P.S. Bring your dancing shoes. I cant imagine this crowd wont break it down on the dance floor.

See y'all soon!

Irina :)"


*By the way Irina, I'm posting your email on my blog...what's with the 'no humming'? There MUST be humming!!*

Tuesday, August 08, 2006

On Labels

I love women and I love being a woman. I care about the world around me and will likely devote much of my life to social issues. Yet I don’t call myself a Feminist or a Socialist.

I don’t define myself, because I don’t want to be confined in a box.

When I die, I’ll spend eternity in a box. We have plenty of time to be in boxes. I don’t understand why some people are in such a rush. Maybe it’s so people can get to know them faster and understand them better. Maybe it’s so people can identify with some group of other people in similar boxes. Maybe having the same box as someone makes them like you better. I don’t care about those things. I understand that a lot of people do though. Insecurity can make people need to belong somewhere concrete…even if it is just a silly box.

Until I die, I want to remain flexible. My ability to move is what separates me from the imprisoned and the dead. You don't need to know me through and through by looking at me. And I live for the element of surprise.

Friday, August 04, 2006

Animal Shelter Tragedy

I saw something on the news this morning that brought me to tears.
An SPCA animal shelter in Midland caught fire last night when it was struck by lightening, killing as many as 30 kitties and other small animals.

Thankfully 27 cats, puppies and older dogs were rescued, but they all suffered terrible burns, eye damage and other injuries.

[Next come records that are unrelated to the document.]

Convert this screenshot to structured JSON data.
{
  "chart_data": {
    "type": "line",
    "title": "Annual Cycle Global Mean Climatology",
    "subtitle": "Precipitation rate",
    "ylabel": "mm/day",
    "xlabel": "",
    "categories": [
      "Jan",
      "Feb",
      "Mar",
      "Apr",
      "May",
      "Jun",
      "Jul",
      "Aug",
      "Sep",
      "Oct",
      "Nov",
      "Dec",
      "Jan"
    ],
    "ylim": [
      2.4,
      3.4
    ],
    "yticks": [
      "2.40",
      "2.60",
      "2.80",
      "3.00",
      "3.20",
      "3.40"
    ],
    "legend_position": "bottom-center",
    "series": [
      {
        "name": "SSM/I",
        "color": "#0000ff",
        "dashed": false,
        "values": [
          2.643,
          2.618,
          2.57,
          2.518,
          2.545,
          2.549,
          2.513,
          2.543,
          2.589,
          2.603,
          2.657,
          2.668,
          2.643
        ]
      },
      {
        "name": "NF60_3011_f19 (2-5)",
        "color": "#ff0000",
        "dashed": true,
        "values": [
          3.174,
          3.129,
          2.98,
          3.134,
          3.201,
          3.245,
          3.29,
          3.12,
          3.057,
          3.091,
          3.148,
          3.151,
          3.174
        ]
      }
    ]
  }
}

Just the thought of these innocent animals suffering, and some being trapped and helpless in the midst of a raging fire is just heart-breaking.

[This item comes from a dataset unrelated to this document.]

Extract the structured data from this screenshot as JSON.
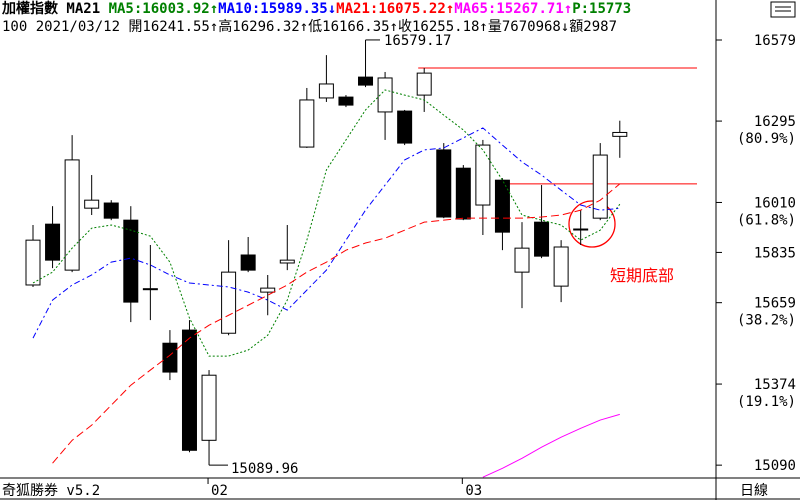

Please click here to learn more about this and how you can make a donation to the SPCA, as now they all need a new home and money for treatment. I'm sending a cheque for $20...I know it's not much, but I don't get paid until next Friday and it's all I can do.

On a lighter note, today is the most beautiful day I have seen in a while. If there is a place in the world where every day is like this, please let me know and I will move there!

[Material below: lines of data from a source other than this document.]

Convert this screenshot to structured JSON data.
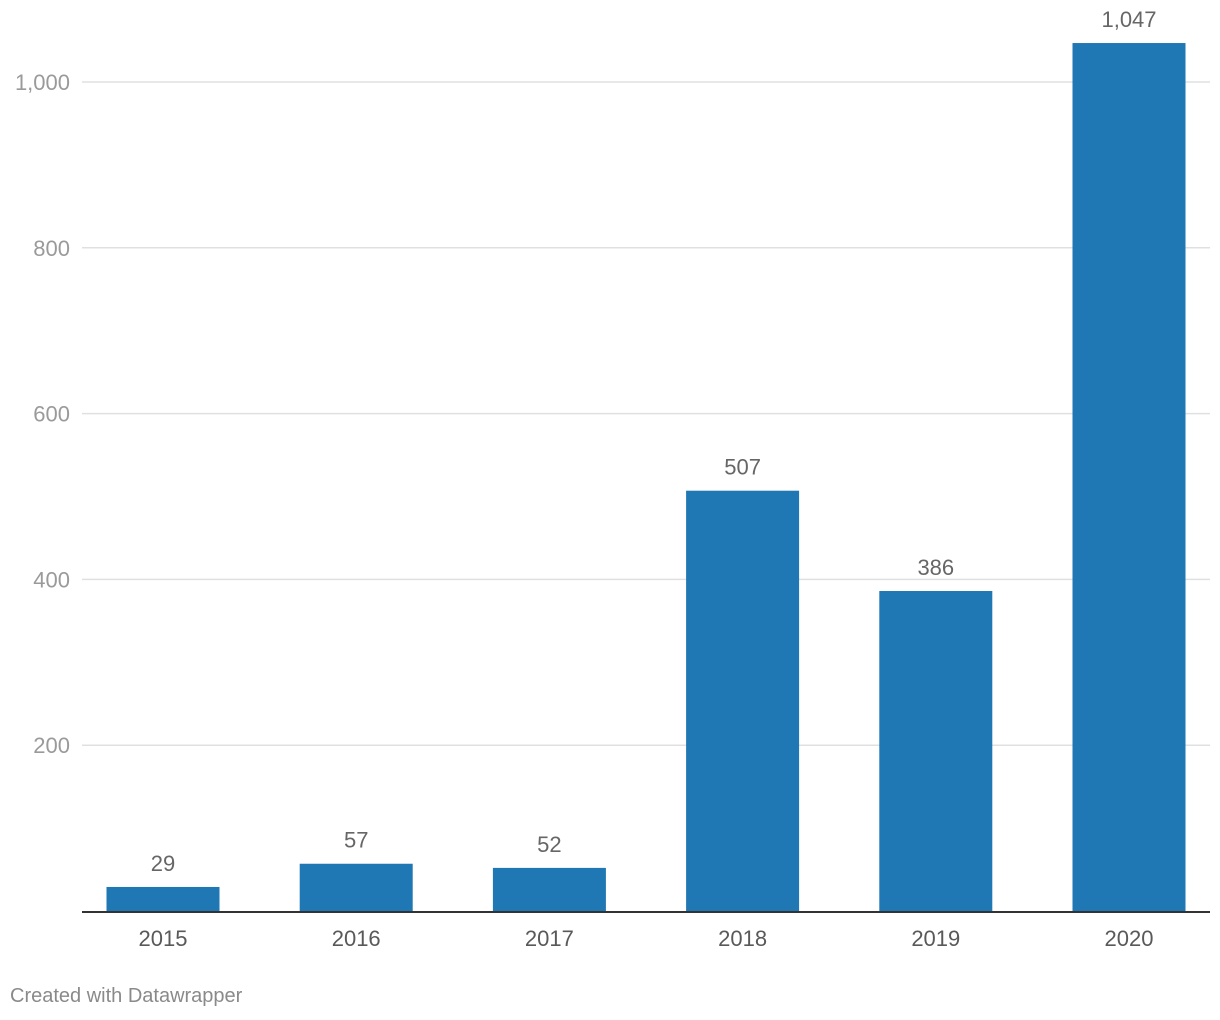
{
  "chart_data": {
    "type": "bar",
    "categories": [
      "2015",
      "2016",
      "2017",
      "2018",
      "2019",
      "2020"
    ],
    "values": [
      29,
      57,
      52,
      507,
      386,
      1047
    ],
    "value_labels": [
      "29",
      "57",
      "52",
      "507",
      "386",
      "1,047"
    ],
    "ylim": [
      0,
      1100
    ],
    "yticks": [
      200,
      400,
      600,
      800,
      1000
    ],
    "ytick_labels": [
      "200",
      "400",
      "600",
      "800",
      "1,000"
    ],
    "grid": true,
    "legend": "none",
    "bar_color": "#1f77b4"
  },
  "footer": {
    "credit": "Created with Datawrapper"
  }
}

Wednesday we booked our flight and hotel package for Paris. THIS is the place we're staying at. I requested a room with a balcony and view of the Arc de Triomphe on Champs Elysees. I am so fricking excited I could scream!

The view!

Thursday, August 03, 2006

(Bad Poetry Blitz)

You are four years ahead of yourself
Seven days behind schedule
And maybe the cigarette is smoking you

Earth lion

I am still who I am and who I was
When you thought you knew me.
You saw me in many places –
Different everywhere.
Changing is who I am;
My skin, my mind.

woman

those tiny grains of sand move faster through that glass than you think
and there’s too much salt in the water to drink
you float better than you sink
you bleed red not pink

warming

while some stress over melting ice
and honchos fear financial meltdown
my indifference is keeping me dry

Tuesday, August 01, 2006

Confessions of a Bon Vivant

I am so excited about Paris. I wasn't before. In fact, I didn't think it would happen and I wasn't even sure if I could or would go.

But then every time I step outside my house onto rocks, mud, gravel and dust and every time my thoughts are interrupted by the sound of machines destroying things and firehouse bells and ambulance sirens I realize...I have to get the hell out of here!

It's getting harder to concentrate at work because I keep zoning out and thinking about the trip. I can see myself there, at la Tour Eiffel, strutting down Champs Elysees, salivating from all the designer yumminess around me...Sitting at some cafe sipping espresso with a long french cigarette...watching the city float by as we enjoy cocktails on the River Seine...

And I wonder how and when and why suddenly in my life that has been so plagued with shitty luck, did I suddenly fall upon such an amazing opportunity. I fear I will become spoiled from the happiness I'm just not really used to and never, ever recover.

I can't wait to see this city. I have a feeling I might belong there.